Hmm, I think I have the right views on some things (the time at Indy in the bad weather) but the wrong view on some other things (feeling like Father is punishing me by making me take those other two classes.)
I know Father is not punishing me though. I know all the trials and tribulations are here for my benefit, for me to learn and grow. I tell myself that. Some times, lots of times, my soul seem not to believe it. And if I find rainy windy weather as fun, why can’t I find those classes as fun too? Those classes will push me around like the wind. I’m sure those classes will hit me in the face like the rain. And yet the weather makes me laugh and the other puts me in despair.
What can I do? I know – keep praying. Keep having faith in Father and Jesus. Remember Abinadi and Alma and the Anti-Nephi-Lehies and the faith they had.
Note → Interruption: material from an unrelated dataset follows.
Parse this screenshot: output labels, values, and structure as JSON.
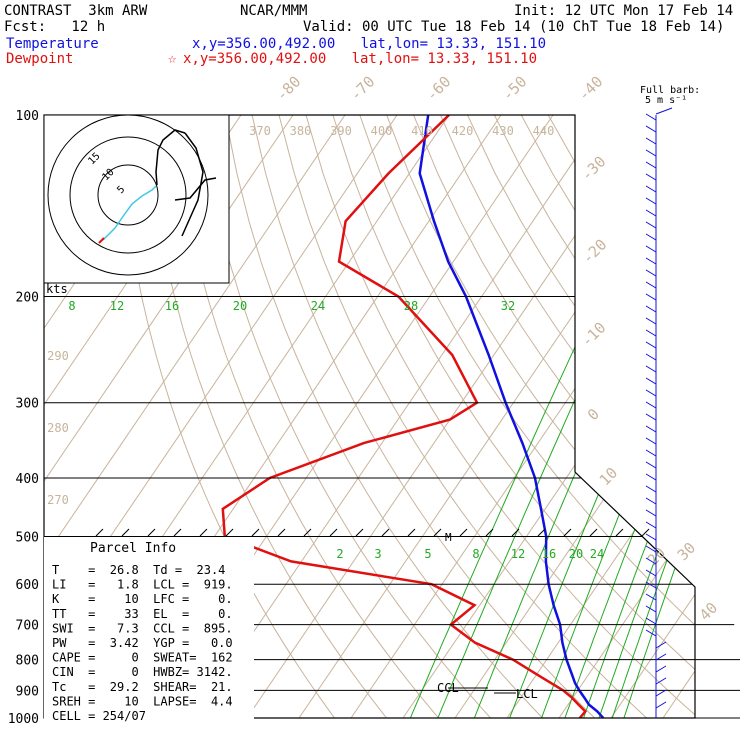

Note - around 1:30pm we were sitting in the stands under cover. It was still raining and windy. I said a quite prayer in my mind asking Father to please let the rain stop so the main race will run. I told him I'm asking this not for selfish reason. Not because I simply want to see a race. I told him I'm asking this because many people have traveled long distances to see this race and it's possible that if they see this race, it will make them happier people, and that could lead to better and brighter things in their lives, maybe even to the True Church of Jesus Christ. I know praying and asking for good weather to simply watch a race is wrong. Again, I prayed that Father would end the rain so all those thousands of families and friends at the track could see what they wanted to see and have a good time together as family and friends. Around 2:30pm the rain let up and at 3pm the race started - a wet track but no rain. The race was scheduled for 28 laps I believe. They got in all except eight laps when the rain came back and the race was ended. But, we did get to see twenty or so exciting laps featuring the best motorcycle drivers in the world.
I'm not sure if Father cleared the weather because of my payer or not. I know he was listening tho. And I'm thankful he let us travel there, watch the race, and return safely.
Do I now that the Priesthood can change the weather? I know Jesus created the world thru the powers of the Priesthood. Yes, the Priesthood can change the weather.